La mia giornata lavorativa generalmente è costituita da diversi step. La parte che a me piace di più è la parte operativa, ovvero quando testiamo l’efficacia delle bioprotesi e siamo all’interno del laboratorio. All’attività di laboratorio però, si affianca l’attività che potremmo definire d’ufficio, ovvero quella parte del lavoro, molto importante per noi ricercatori, che riguarda lo studio e la pubblicazione di articoli scientifici. Analizziamo, infatti, i dati raccolti in laboratorio e li trasformiamo in dati statistici e grafici che ci consentono di realizzare le nostre pubblicazioni scientifiche. Un’altra attività non meno importante però, riguarda la stesura di progetti di ricerca per l’ottenimento di fondi, importantissimi per poter portare avanti il nostro lavoro.

Che cosa l’ha spinta a intraprende il lavoro di ricercatore?

Tutto nasce sicuramente dalla mia grande curiosità, unita alla passione che ho sempre avuto per la scienza. Inizialmente la scienza in generale, poi con gli anni grazie all’Università mi sono appassionato sempre più all’ambito pato-fisiologico e tutto ciò che riguarda l’anatomia della persona con un maggiore interesse per tutto ciò che è inerente l’ambito neuroscientifico.

Come vede il futuro della ricerca?

Se guardo al futuro della ricerca sono sicuramente ottimista.
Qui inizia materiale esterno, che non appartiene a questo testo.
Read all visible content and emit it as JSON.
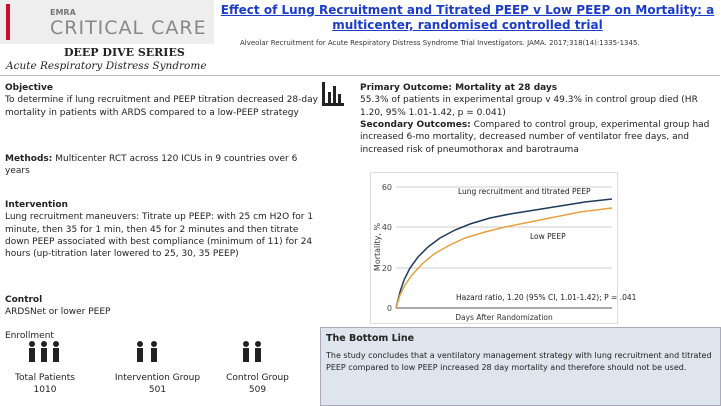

La scienza sta facendo passi da gigante, basti pensare alla pandemia, da cui stiamo uscendo grazie alla scoperta di un vaccino, realizzato in appena un anno. Io personalmente credo molto nel mio lavoro. Credo però che sia fondamentale farlo sempre con passione perché prima di arrivare a un traguardo significativo che ci consenta di andare in pubblicazione e confrontarci con la comunità scientifica, ci misuriamo spesso con prove ed errori, ma se si crede in quello che si fa, i risultati prima o poi arrivano.